A valorização da categoria é fundamental como reconhecimento de sua importância. O professor está na base de todo o conhecimento humano. Ainda estaríamos vivendo em cavernas caso não existisse aquele que ensine as primeiras letras, as operações básicas da matemática e os fundamentos das outras matérias que compõem o currículo escolar básico. Pesquisas internacionais mostram que são muitos os desafios a serem vencidos pelos professores do ensino básico no Brasil. A grande maioria dos próprios professores apontam para a desvalorização da profissão pela sociedade. O que se vê hoje é que um quinto do tempo em sala de aula é usado para controlar o comportamento dos alunos.
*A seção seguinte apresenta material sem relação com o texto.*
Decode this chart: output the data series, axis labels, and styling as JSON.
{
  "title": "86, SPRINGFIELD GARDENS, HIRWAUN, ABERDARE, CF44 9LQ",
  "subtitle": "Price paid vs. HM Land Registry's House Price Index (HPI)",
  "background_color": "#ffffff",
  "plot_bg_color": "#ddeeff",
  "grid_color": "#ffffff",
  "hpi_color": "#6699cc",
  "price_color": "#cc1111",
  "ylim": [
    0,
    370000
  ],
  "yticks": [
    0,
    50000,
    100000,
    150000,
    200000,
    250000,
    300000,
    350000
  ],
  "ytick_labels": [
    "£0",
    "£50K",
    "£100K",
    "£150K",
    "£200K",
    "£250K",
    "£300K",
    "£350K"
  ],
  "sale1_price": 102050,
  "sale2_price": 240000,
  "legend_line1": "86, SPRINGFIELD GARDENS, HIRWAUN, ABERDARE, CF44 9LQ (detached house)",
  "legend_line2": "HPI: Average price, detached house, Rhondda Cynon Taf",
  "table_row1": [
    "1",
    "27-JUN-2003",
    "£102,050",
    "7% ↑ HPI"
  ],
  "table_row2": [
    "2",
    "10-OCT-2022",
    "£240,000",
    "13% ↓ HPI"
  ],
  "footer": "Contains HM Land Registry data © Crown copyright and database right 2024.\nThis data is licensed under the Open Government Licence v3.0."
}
A falta de condições de trabalho e a dificuldade de se impor dentro de classe são preponderantes para os baixos índices registrados pelo ensino em nossa terra. 
 
Para se ter uma idéia, em países onde o ensino atinge números de excelência, a profissão é encarada como deveria ser por aqui: como primordial para o desenvolvimento e futuro da coletividade. Na Suécia, por exemplo, o professor está na pirâmide das profissões e chega a ganhar o equivalente a R$ 21 mil para uma jornada bem mais amena do que em nosso País. Lá, um deputado tem vencimentos equivalentes a R$ 19 mil, não conta com assessores de sua livre escolha, mora em apartamento funcional (com cozinha e lavanderias coletivas) e se deslocam utilizando o transporte público. Esta é a única mordomia: o Estado paga as passagens.
 
Caso não haja valorização e o professor volte a ter voz ativa dentro da classe, dificilmente conseguiremos reverter esta difícil situação . É preciso que o educador readquira a importância que ostentava em meados do século passado e seja estimulado e protegido. Só assim nossas futuras gerações poderão contar com uma educação de qualidade, capaz de prepará-las não apenas academicamente, mas também para os desafios que certamente irão enfrentar.